Pick a pivot element \(p\). Partition the array around \(p\). Push elements smaller than \(p\) to its left and larger than \(p\). Suppose the desired position is \(i\), and the median ends up at \(j\) after arranging the partitions.

If \(i = j\) , then the \(p\) is in fact, the desired element. If \(i > j\) , then \(p\) must be to the left of the desired element. So, we will scan to the right of \(p\). If \(i < j\), then \(p\) must be to the right of the desired element. So, we will scan to the left of \(p\).

In the ideal scenario, \(p\) will be the median, allowing us to shorten our search group to half size with \(c.n\) workcload. This will give us a recurrence relation of

\[T(n) = c.n + T(n/2)\]

which evaluates to \(O(n)\). Great! Our job's done, now all we need to do is find the median... uh-oh.

The Paradox

Finding the median in \(O(n)\) time is something that we've taken for granted, and it is unfortunately a non-trivial algorithm. But it is possible! To do so though, we need an algorithm that uses a value other than the median for a pivot.

The New Median Algorithm

There exists a median of "good enough" quality, which gives a 30-70 split in the worst-case scenario. If we use this pivot for partitioning, we can find the \(n/2'th\) element (i.e. the median) in \(O(n)\) time.

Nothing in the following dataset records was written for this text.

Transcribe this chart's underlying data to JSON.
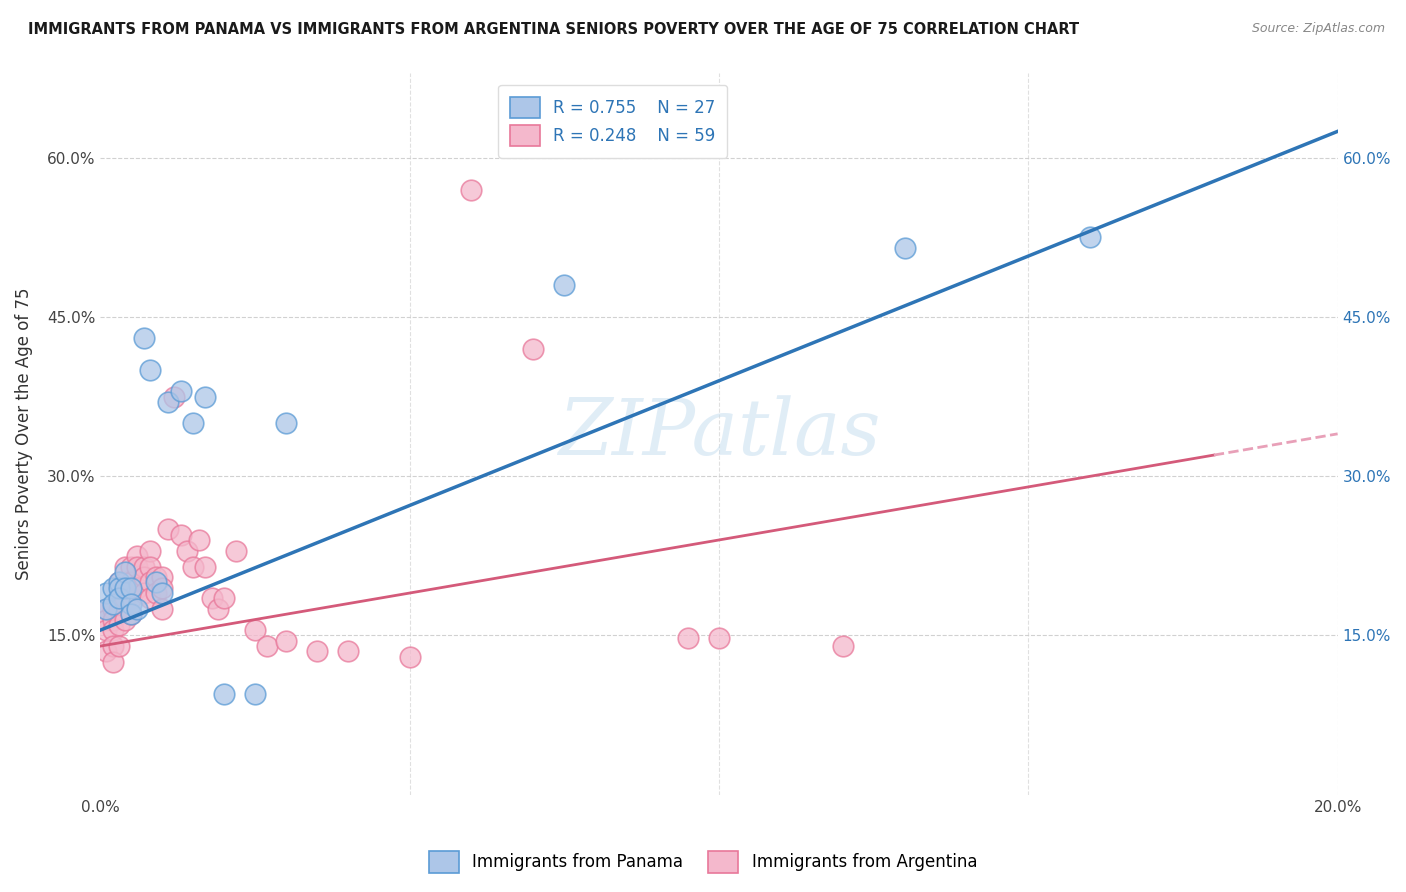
{
  "title": "IMMIGRANTS FROM PANAMA VS IMMIGRANTS FROM ARGENTINA SENIORS POVERTY OVER THE AGE OF 75 CORRELATION CHART",
  "source": "Source: ZipAtlas.com",
  "ylabel": "Seniors Poverty Over the Age of 75",
  "xlim": [
    0,
    0.2
  ],
  "ylim": [
    0,
    0.68
  ],
  "xticks": [
    0.0,
    0.05,
    0.1,
    0.15,
    0.2
  ],
  "yticks": [
    0.0,
    0.15,
    0.3,
    0.45,
    0.6
  ],
  "panama_color": "#adc6e8",
  "panama_edge_color": "#5b9bd5",
  "argentina_color": "#f4b8cc",
  "argentina_edge_color": "#e8789a",
  "panama_line_color": "#2e75b6",
  "argentina_line_color": "#d45a7a",
  "argentina_line_dashed_color": "#e8a0b8",
  "R_panama": 0.755,
  "N_panama": 27,
  "R_argentina": 0.248,
  "N_argentina": 59,
  "legend_label_panama": "Immigrants from Panama",
  "legend_label_argentina": "Immigrants from Argentina",
  "watermark": "ZIPatlas",
  "panama_x": [
    0.001,
    0.001,
    0.002,
    0.002,
    0.003,
    0.003,
    0.003,
    0.004,
    0.004,
    0.005,
    0.005,
    0.005,
    0.006,
    0.007,
    0.008,
    0.009,
    0.01,
    0.011,
    0.013,
    0.015,
    0.017,
    0.02,
    0.025,
    0.03,
    0.075,
    0.13,
    0.16
  ],
  "panama_y": [
    0.19,
    0.175,
    0.195,
    0.18,
    0.2,
    0.195,
    0.185,
    0.21,
    0.195,
    0.195,
    0.18,
    0.17,
    0.175,
    0.43,
    0.4,
    0.2,
    0.19,
    0.37,
    0.38,
    0.35,
    0.375,
    0.095,
    0.095,
    0.35,
    0.48,
    0.515,
    0.525
  ],
  "argentina_x": [
    0.001,
    0.001,
    0.001,
    0.001,
    0.002,
    0.002,
    0.002,
    0.002,
    0.002,
    0.003,
    0.003,
    0.003,
    0.003,
    0.003,
    0.004,
    0.004,
    0.004,
    0.004,
    0.005,
    0.005,
    0.005,
    0.005,
    0.006,
    0.006,
    0.006,
    0.007,
    0.007,
    0.007,
    0.008,
    0.008,
    0.008,
    0.008,
    0.009,
    0.009,
    0.01,
    0.01,
    0.01,
    0.011,
    0.012,
    0.013,
    0.014,
    0.015,
    0.016,
    0.017,
    0.018,
    0.019,
    0.02,
    0.022,
    0.025,
    0.027,
    0.03,
    0.035,
    0.04,
    0.05,
    0.06,
    0.07,
    0.095,
    0.1,
    0.12
  ],
  "argentina_y": [
    0.175,
    0.165,
    0.155,
    0.135,
    0.175,
    0.165,
    0.155,
    0.14,
    0.125,
    0.2,
    0.185,
    0.175,
    0.16,
    0.14,
    0.215,
    0.2,
    0.185,
    0.165,
    0.215,
    0.2,
    0.185,
    0.17,
    0.225,
    0.215,
    0.195,
    0.215,
    0.205,
    0.19,
    0.23,
    0.215,
    0.2,
    0.185,
    0.205,
    0.19,
    0.205,
    0.195,
    0.175,
    0.25,
    0.375,
    0.245,
    0.23,
    0.215,
    0.24,
    0.215,
    0.185,
    0.175,
    0.185,
    0.23,
    0.155,
    0.14,
    0.145,
    0.135,
    0.135,
    0.13,
    0.57,
    0.42,
    0.148,
    0.148,
    0.14
  ]
}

Step 1 -> Group \(A\) into chunks of five. Conduct matches among these which end in \(O(n)\) time roughly. Step 2 -> The winners of these matches, i.e. the individual medians, are taken to the next round. Step 3 -> Find the actual median of these winners. This will give us the final pivot. Use this pivot to partition \(A\), and calculate the actual median with this pivot.

Time Complexity

\[T(n) = c.n + T(n/5) + T(7n/10)\]

The rearrangement across partition element, and calculating the sub-medians takes \(c.n\) time. \(T(n/5)\) is taken to calculate the median of the sub-medians. A further \(T(7n/10)\) is used to search for the desired element in the remaining array.

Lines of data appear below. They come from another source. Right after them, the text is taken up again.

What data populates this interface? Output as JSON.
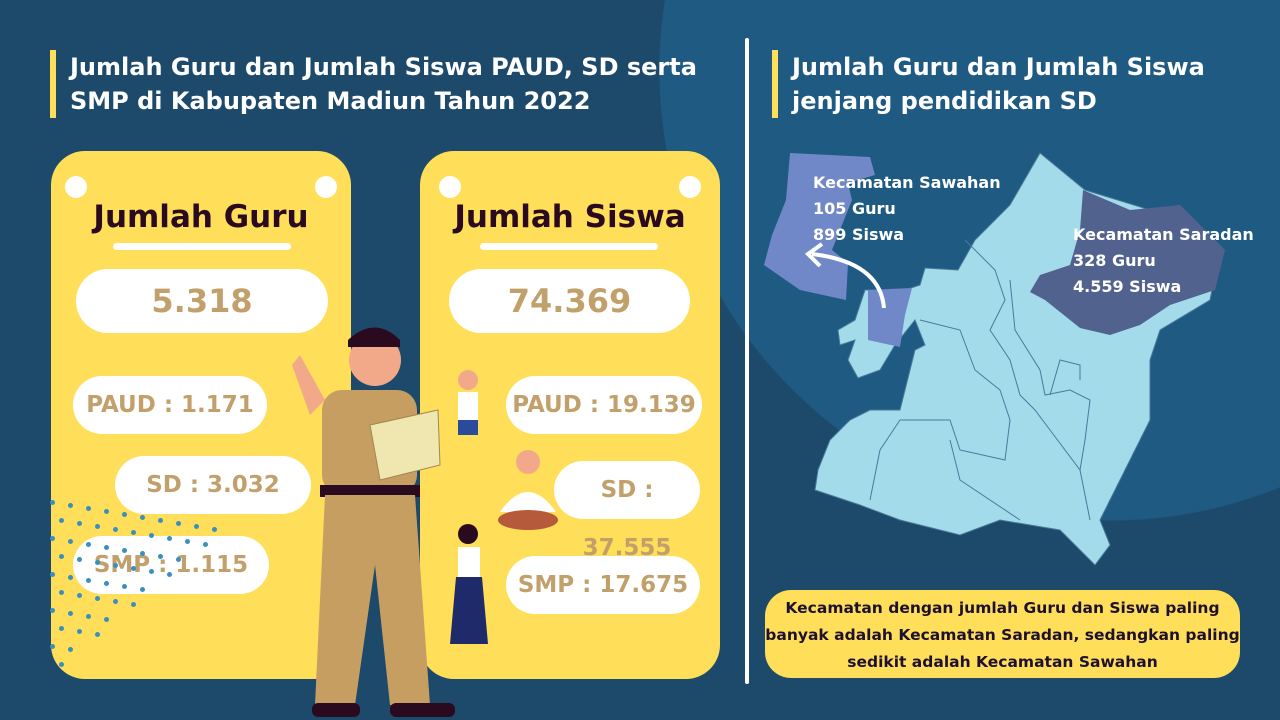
{
  "left": {
    "title": "Jumlah Guru dan Jumlah Siswa PAUD, SD serta SMP di Kabupaten Madiun Tahun 2022",
    "guru": {
      "heading": "Jumlah Guru",
      "total": "5.318",
      "paud": "PAUD : 1.171",
      "sd": "SD : 3.032",
      "smp": "SMP : 1.115"
    },
    "siswa": {
      "heading": "Jumlah Siswa",
      "total": "74.369",
      "paud": "PAUD : 19.139",
      "sd": "SD : 37.555",
      "smp": "SMP : 17.675"
    }
  },
  "right": {
    "title": "Jumlah Guru dan Jumlah Siswa jenjang pendidikan SD",
    "sawahan": {
      "name": "Kecamatan Sawahan",
      "guru": "105 Guru",
      "siswa": "899 Siswa"
    },
    "saradan": {
      "name": "Kecamatan Saradan",
      "guru": "328 Guru",
      "siswa": "4.559 Siswa"
    },
    "note": "Kecamatan dengan jumlah Guru dan Siswa paling banyak adalah Kecamatan Saradan, sedangkan paling sedikit adalah Kecamatan Sawahan"
  },
  "colors": {
    "background": "#1d4a6b",
    "accent": "#ffde59",
    "map": "#a3dbeb",
    "sawahan": "#7088c8",
    "saradan": "#52628f",
    "number": "#c2a06b"
  }
}
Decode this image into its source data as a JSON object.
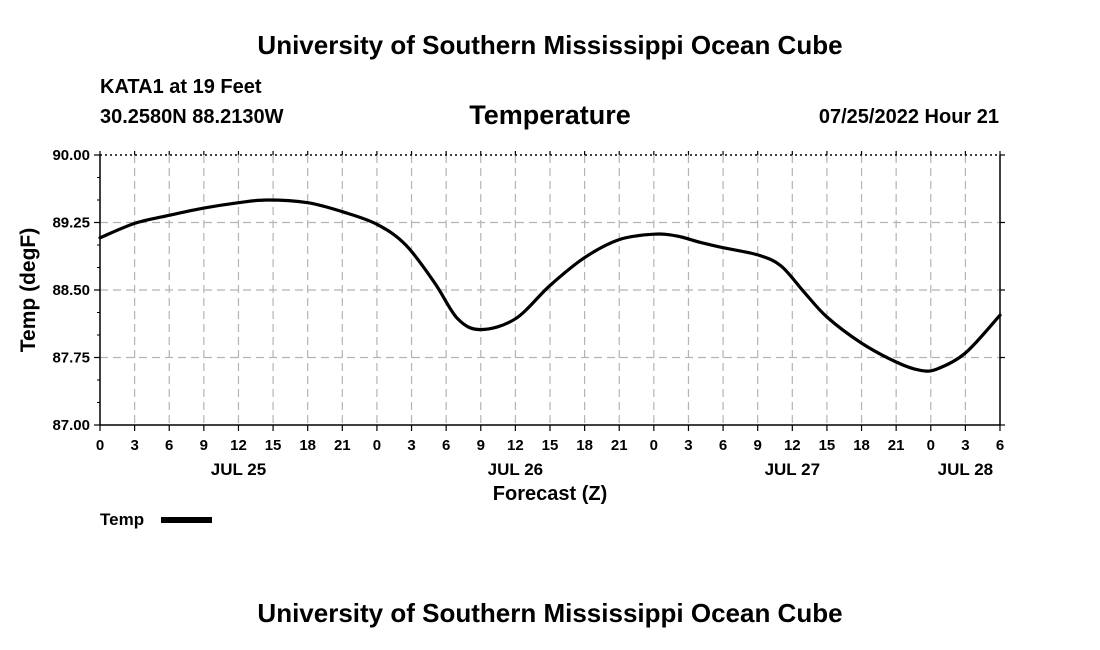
{
  "header": {
    "title": "University of Southern Mississippi Ocean Cube",
    "station": "KATA1 at 19 Feet",
    "coordinates": "30.2580N  88.2130W",
    "chart_title": "Temperature",
    "datetime": "07/25/2022 Hour 21"
  },
  "footer": {
    "title": "University of Southern Mississippi Ocean Cube"
  },
  "legend": {
    "label": "Temp",
    "color": "#000000"
  },
  "chart_data": {
    "type": "line",
    "title": "Temperature",
    "xlabel": "Forecast (Z)",
    "ylabel": "Temp (degF)",
    "ylim": [
      87.0,
      90.0
    ],
    "xlim_hours": [
      0,
      78
    ],
    "grid": true,
    "y_ticks": [
      "87.00",
      "87.75",
      "88.50",
      "89.25",
      "90.00"
    ],
    "y_tick_values": [
      87.0,
      87.75,
      88.5,
      89.25,
      90.0
    ],
    "x_tick_labels": [
      "0",
      "3",
      "6",
      "9",
      "12",
      "15",
      "18",
      "21",
      "0",
      "3",
      "6",
      "9",
      "12",
      "15",
      "18",
      "21",
      "0",
      "3",
      "6",
      "9",
      "12",
      "15",
      "18",
      "21",
      "0",
      "3",
      "6"
    ],
    "date_labels": [
      {
        "label": "JUL 25",
        "hour": 12
      },
      {
        "label": "JUL 26",
        "hour": 36
      },
      {
        "label": "JUL 27",
        "hour": 60
      },
      {
        "label": "JUL 28",
        "hour": 75
      }
    ],
    "series": [
      {
        "name": "Temp",
        "x_hours": [
          0,
          3,
          6,
          9,
          12,
          14.5,
          18,
          21,
          24,
          26.5,
          29,
          31,
          33,
          36,
          39,
          42,
          45,
          48,
          50,
          52,
          54,
          57,
          59,
          61,
          63,
          66,
          69,
          71,
          72.5,
          75,
          78
        ],
        "values": [
          89.08,
          89.24,
          89.33,
          89.41,
          89.47,
          89.5,
          89.47,
          89.37,
          89.23,
          89.0,
          88.58,
          88.18,
          88.06,
          88.18,
          88.55,
          88.86,
          89.06,
          89.12,
          89.1,
          89.03,
          88.97,
          88.89,
          88.77,
          88.48,
          88.2,
          87.91,
          87.7,
          87.61,
          87.62,
          87.8,
          88.22
        ]
      }
    ]
  }
}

This evaluates to a final complexity of \(O(n)\), which is derived purely by guessing.

Why 70%?

Pasted image 20220303212940.png This table taken from wikipedia shows that the MoM (median of medians) is well.. smack in the middle here. But consider the worst case scenario. It has to be larger than the 2nd and 1st element in at least half the sets, because it's larger than half the sub-medians. This means its larger than at least 30% of the sample space. For a similar reason, it must be smaller than at least 30% of the sample space.